I would say that many here try for serious or well writen works, [...]
I have to disagree with your opposition between cartoonish and well wrote story
In fact, the more the game is cartoonish, the more the writing have to be good for the game to be really enjoyable. Which lead, in the end, of the majority of cartoonish games being cartoonish against the will of their author. They wanted to write seriously, but the dialogs are so stupid, the pace ridiculous, and the CG so much incoherent with what we read, that they can't be seen otherwise than as a cartoon.
Take
The DeLuca Family (again) by example. It's a serious story. Against his will, the MC works for a mafia family, Luna's past is dark as hell, there's blood and violence ; the death count of the game is at the level of a RPG game. But who can seriously imagine that one of the Capo of a mafia family can be a girl who apparently never quit her rollers, and dance people to death ? Who can seriously imagine that, in the middle of a rescue mission to save the two daughters of the boss, two of the higher ranked will fight together ?
All the members of the family are a cartoon, yet the story is also a serious one, and a really well wrote one.
To a lesser extent, there's also
Heavy Five.
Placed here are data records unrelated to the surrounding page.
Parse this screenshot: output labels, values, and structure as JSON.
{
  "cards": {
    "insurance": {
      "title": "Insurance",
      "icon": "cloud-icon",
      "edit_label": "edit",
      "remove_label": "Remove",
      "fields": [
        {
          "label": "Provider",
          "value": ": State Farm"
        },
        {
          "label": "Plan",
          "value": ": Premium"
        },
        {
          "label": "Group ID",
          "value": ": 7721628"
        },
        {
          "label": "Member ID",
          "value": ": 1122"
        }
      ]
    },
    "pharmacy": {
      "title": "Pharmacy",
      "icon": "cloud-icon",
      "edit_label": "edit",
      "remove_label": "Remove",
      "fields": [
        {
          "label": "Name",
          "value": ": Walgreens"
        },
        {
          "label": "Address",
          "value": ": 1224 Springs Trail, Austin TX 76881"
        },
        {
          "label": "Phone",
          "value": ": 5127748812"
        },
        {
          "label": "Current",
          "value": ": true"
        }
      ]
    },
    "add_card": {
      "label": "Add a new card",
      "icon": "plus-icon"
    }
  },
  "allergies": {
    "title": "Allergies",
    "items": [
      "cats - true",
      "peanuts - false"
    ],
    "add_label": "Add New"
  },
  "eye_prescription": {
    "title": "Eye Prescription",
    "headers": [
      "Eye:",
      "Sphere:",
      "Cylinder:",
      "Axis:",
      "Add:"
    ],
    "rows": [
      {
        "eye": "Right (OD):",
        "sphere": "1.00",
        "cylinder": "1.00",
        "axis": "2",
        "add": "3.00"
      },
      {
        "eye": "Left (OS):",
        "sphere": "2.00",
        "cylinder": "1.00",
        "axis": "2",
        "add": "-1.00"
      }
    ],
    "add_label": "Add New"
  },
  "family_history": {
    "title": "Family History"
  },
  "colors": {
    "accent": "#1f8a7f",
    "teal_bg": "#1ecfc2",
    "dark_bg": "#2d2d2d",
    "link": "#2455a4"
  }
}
The story go more on the "pure serious" side, but like the MC say, more than once, while he get to know the crew of the Vanguard, "they are all crazy".
It's easier to write correctly a serious story, than a cartoonish one, because the second need way more subtlety. As crazy and cartoonish as they are, the characters and situations have to stay believable, and their craziness have to be coherent with the story. Which is a really difficult exercise.
Everyone can write a serious story, it just need to stay serious and strict. But to correctly write a cartoonish story, you've to let your imagination go wild, while you still take all this extremely seriously. Your brain constantly do the spits between the two sides, and have to never mess by inverting the roles.
Whatever how crazy your imagination goes (like the said Capo and her rollers, by example), when you'll start writing the scene (which isn't limited to the dialog, but also to the pace of the scene and the building of the CG), it's finish, you've to be serious, totally serious.
And, trust me, doing seriously things that are totally crazy, is far to be something easy. Your aren't seriously crazy, nor serious to craziness, you are serious and crazy in the same time.
Silly writing tends to show up more with cartoonish writing, but a balanced must be met, a balance that I don't think is yet defined or well explored yet.
The balance isn't this difficult to define :
- A serious story/game is serious, point. It's the easiest one to define. The story is serious, the writing is serious, even the UI is serious. If you turn back the game, you'll see "Made In Germany" on its back side.
- A poor/cheap story/game is "nothing", in that you can't take it seriously, but you also can't take it "not seriously". One morning, the author had an idea, one month later the first update was released, and it haven't stopped since.
- A cartoonish story/game, is seriously crazy (see above). The story is purely believable and coherent, but the situations and characters can't be take seriously. Take any Tex Avery cartoon by example. Once you've accepted the animorph part of the universe, it's serious stories. But how can you take seriously Vil Coyote (not sure that it's his English name), when you see how crazy are his plans to catch the road runner ? "The easier it is, the better it will be", do not apply on a cartoonish universe. Back to miss roller, she would be hundreds time more efficient with a gun, that with her rollers and blades.
- And finally there's the "not serious" story/games. They aren't cartoonish, they can't because they are just full of none sense, but they are voluntarily full of it. Right from the start, the story/game isn't something that will be serious and that you'll have to take seriously.
In the end, every single story/game stand somewhere in this scale. But more than a straight line, it's more a 2D graph, with seriousness as X axes, and craziness as Y one.
A serious game being above 75% seriousness, and below 25% craziness, a cartoonish game being above 75% seriousness as well as above 75% craziness, and a "not serious" one being below 25% seriousness and above 75% craziness. The "poor/cheap" ones being above both 25% seriousness and 25% craziness.
And the void is filled by games who "tried to be".
Edit: To clarify a little the "graph reading".